I
It had been years since I’d seen this end of 47th Street, or that particular doorway. As I gazed through the rain-spattered window of the cab, those long-forgotten days welled up warmly in my chest like a departed consort back from the dead, projecting themselves beneath the filthy street lamps that lit only selected parts of the sidewalk here. Their collective haze deftly cloaked the drugs, the urine, empty liquor bottles in crinkled brown bags, crack vials, dog shit, and bodies strewn across stoops. It begat an atmosphere that matched the glitter-paved blocks of Broadway, a glamorous mirage in the stinking city; but this one was more simple, more genuine. Rooted in reality.
It could just as easily have been Park Avenue. Lost souls create their own private worlds in parallel form, worlds that work in the same way things work across town. They deal, they cope, they live. Most of them survive. They are merely more exposed, their suffering more immediate, explicit, and direct.
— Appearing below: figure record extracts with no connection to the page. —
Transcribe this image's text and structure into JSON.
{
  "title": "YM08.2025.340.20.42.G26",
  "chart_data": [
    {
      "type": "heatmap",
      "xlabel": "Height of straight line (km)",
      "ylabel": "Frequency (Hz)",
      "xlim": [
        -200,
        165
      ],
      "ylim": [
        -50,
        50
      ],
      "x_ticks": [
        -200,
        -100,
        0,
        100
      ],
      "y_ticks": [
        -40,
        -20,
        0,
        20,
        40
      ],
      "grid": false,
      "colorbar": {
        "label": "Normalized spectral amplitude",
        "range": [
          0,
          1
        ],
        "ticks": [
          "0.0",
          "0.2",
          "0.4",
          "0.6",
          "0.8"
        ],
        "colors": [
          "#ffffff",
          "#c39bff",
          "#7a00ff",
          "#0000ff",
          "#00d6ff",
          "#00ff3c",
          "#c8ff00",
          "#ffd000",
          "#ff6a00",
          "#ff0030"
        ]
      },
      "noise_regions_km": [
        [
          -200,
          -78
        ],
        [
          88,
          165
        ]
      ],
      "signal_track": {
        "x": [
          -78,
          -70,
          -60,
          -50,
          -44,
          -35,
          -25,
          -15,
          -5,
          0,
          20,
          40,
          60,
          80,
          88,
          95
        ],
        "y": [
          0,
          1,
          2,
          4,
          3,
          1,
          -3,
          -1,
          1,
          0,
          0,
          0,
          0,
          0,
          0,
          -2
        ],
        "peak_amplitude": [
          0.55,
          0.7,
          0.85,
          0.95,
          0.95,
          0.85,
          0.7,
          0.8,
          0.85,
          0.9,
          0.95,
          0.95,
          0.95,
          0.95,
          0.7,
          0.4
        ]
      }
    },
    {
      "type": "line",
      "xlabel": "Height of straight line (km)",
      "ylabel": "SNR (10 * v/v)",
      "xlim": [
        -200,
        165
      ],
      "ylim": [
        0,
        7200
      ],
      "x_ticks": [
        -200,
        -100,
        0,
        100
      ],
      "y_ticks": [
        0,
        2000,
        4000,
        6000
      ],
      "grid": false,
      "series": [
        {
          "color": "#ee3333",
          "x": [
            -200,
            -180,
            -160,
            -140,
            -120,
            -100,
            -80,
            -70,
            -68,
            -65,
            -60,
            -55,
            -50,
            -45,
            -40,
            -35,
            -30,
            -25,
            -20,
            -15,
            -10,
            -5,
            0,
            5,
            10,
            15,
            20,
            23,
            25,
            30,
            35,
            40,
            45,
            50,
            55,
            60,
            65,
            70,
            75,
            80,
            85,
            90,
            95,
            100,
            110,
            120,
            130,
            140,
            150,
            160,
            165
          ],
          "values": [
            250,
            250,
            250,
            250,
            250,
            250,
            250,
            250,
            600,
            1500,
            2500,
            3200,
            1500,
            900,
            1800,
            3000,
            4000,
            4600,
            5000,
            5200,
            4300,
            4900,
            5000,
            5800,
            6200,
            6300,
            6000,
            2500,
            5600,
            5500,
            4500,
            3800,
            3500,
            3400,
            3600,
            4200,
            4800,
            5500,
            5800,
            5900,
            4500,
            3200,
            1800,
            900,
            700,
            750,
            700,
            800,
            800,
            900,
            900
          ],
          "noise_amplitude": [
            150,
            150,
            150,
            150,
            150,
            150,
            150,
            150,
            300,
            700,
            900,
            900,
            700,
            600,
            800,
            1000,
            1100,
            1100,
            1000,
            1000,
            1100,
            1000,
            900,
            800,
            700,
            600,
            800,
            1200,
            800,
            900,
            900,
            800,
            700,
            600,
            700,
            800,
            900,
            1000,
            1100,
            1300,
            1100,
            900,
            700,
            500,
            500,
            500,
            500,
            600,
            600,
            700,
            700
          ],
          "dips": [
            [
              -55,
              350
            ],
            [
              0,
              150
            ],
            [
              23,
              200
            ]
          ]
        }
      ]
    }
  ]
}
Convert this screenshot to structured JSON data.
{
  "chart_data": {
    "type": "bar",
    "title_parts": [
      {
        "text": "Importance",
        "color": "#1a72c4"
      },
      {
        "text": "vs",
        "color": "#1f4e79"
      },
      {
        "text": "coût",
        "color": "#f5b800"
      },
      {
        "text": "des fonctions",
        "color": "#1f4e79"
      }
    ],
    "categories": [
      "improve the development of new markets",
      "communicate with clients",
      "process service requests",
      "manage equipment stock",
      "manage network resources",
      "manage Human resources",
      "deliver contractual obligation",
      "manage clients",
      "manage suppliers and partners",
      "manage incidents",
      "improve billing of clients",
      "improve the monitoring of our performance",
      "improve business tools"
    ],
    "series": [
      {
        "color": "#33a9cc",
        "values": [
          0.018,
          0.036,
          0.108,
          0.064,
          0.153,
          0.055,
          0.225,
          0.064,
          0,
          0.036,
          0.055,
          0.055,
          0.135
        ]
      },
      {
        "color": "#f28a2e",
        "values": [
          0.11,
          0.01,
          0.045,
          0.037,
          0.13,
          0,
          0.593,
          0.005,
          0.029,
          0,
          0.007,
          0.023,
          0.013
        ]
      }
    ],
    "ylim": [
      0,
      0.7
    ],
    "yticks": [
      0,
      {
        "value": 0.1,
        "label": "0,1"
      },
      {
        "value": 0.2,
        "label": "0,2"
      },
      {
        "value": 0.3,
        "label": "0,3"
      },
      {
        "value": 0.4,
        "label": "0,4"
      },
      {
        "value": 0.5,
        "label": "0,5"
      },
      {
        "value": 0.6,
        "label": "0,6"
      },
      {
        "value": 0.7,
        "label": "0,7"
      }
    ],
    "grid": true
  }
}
Pain need not be exhumed in weekly therapy sessions; it is in the face.
All things considered, it was not quite as bad as it sounds. Nothing is ever as grave as it appears to one who does not know it, who does not live with it day‑in/day-out. I recalled what my life had consisted of in those days. It seemed so rash, so distant – careless, pointless, and brief. As though it had never happened, or had been lived by someone else – forgotten conveniently and entirely. It stirred something inside me now – some dark, aching thing that sank into my stomach. As the nausea began, I realized that nothing had changed at all, that I had not labored a single inch past that state of unknowing and sorrow. The only difference was that I didn’t believe in dreams anymore. I believed only that things could get worse. I had lost my hope and all of my innocence – any child-like faith that good outweighs evil, that someone will come along to protect and love you forever. I had become too frightened to believe that fate, my fate, would be one that led to happiness. I suspected loneliness. I had only fear. It was all I had left.
I found myself longing to live there again, in Hell’s Kitchen, as if things would be better somehow; the happiness and self-content I did not now possess would magically be found. I had successfully deluded myself of that in the past. But I knew better now. I was different – more … composed, calm, and even. Things that glittered no longer taunted me, roused my attention or my envy. I believed in wholeness, love, and beauty. I believed in sharing and planting and telling the truth. The problem was that though I believed all of those things, I could not live them. There simply was not enough good in me. I wanted to take people and shake them and tell them to stop it, just stop it – the charades, their “look,” the pompous self-indulgence. It filled me with disdain. With hatred. And I wanted to bash their heads in. If they would only see.
And then … twilight. That immortal elixir, shrouding the world in ephemeral mystery.